In this project, we used data from Oryzabase (http://pubannotation.org/projects/OryzaGP), a rice comprehensive database for Oryza sativa species published online since 2,000 by Japanese researchers. The latest version of Oryzabase contains 21,739 of rice genes, collected from 44,837 distinct scientific articles. Consequently, we used this information to create the basis of the OryzaGP dataset. Then we used PubMed as a resource to collect the raw data that was later preprocessed to compose the dataset, and developed a custom script implementing the BioPython library to query and retrieve the specific abstracts from PubMed. However, a number of scientific articles were not available in the PubMed database, due to some historical issues and lack of published resources. Due to the limited access of some resources, 10,400 articles were processed after filtering. The detailed raw data is shown in Table 1.
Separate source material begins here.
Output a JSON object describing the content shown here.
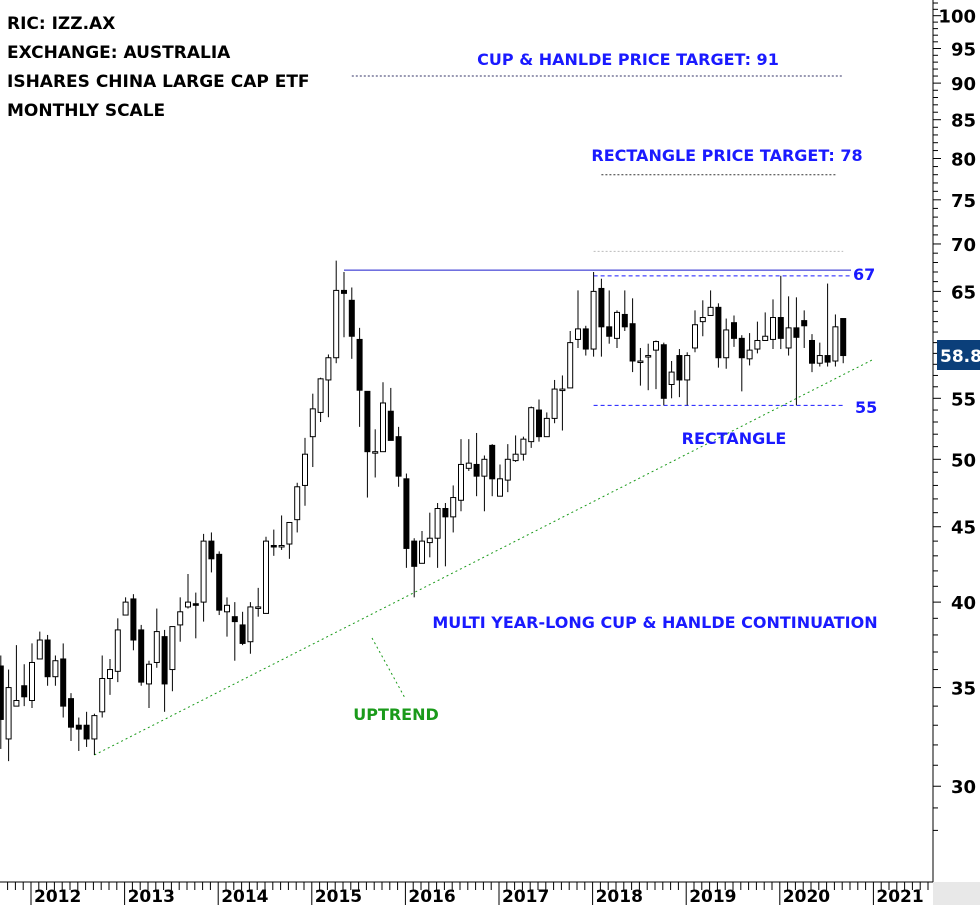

By focusing on the entities of the rice genome, we used the Oryzabase gene list as the ground truth to build up our dataset by keyword matching terms. The first step to preprocessing the data was filtering to remove special characters from the raw data. In fact, due to the number of articles used, the time range of articles was also wide, in that several articles were published in previous decades. To handle the problems of OCR-errors (which appear in the scanned text), we manually removed all the null and nonsense characters in utf-16 in the raw text. All the work was processed by our scripts and then after first step preprocessing. Moreover, we added part-of-speech (POS) tags for each word, to define its type with the aim, to ensure the accuracy of the identification of entities. The POS tagging process is supported by the Natural Language ToolKit (NLTK). To tokenize data, each word was considered a token, given in the following lines; one token per line, and included three tabs: the word itself, the POS tag, and the entity type (Fig. 1). To minimize the errors of inaccurate tags assignation when running the script, preprocessed data were checked manually, based on the existing resources (Oryzabase gene list, etc.)

During the 5th Biomedical Linked Annotation Hackathon (BLAH5, http://blah5.linkedannotation.org/), a portion of the dataset (29,098 annotation instances made to 6,107 abstracts) was uploaded to the PubAnnotation repository (http://pubannotation.org/projects/OryzaGP), which uses JSON (JavaScript Object Notation) as its default format, to store annotations. Resultantly, the dataset is accessible through or downloadable from PubAnnotation. Sharing it through PubAnnotation also means that the dataset can be compared to annotations from other projects if they share the same documents [7].

Future Work

Our ultimate goal of sharing the dataset is to offer a shared task of rice gene/protein NER, through the BioNLP Open Shared Tasks (BioNLP-OST) framework, to facilitate open comparison and evaluation of various approaches to the task. Toward the goal, we will further upload remaining annotation data, while keeping some portion of it hidden for test dataset.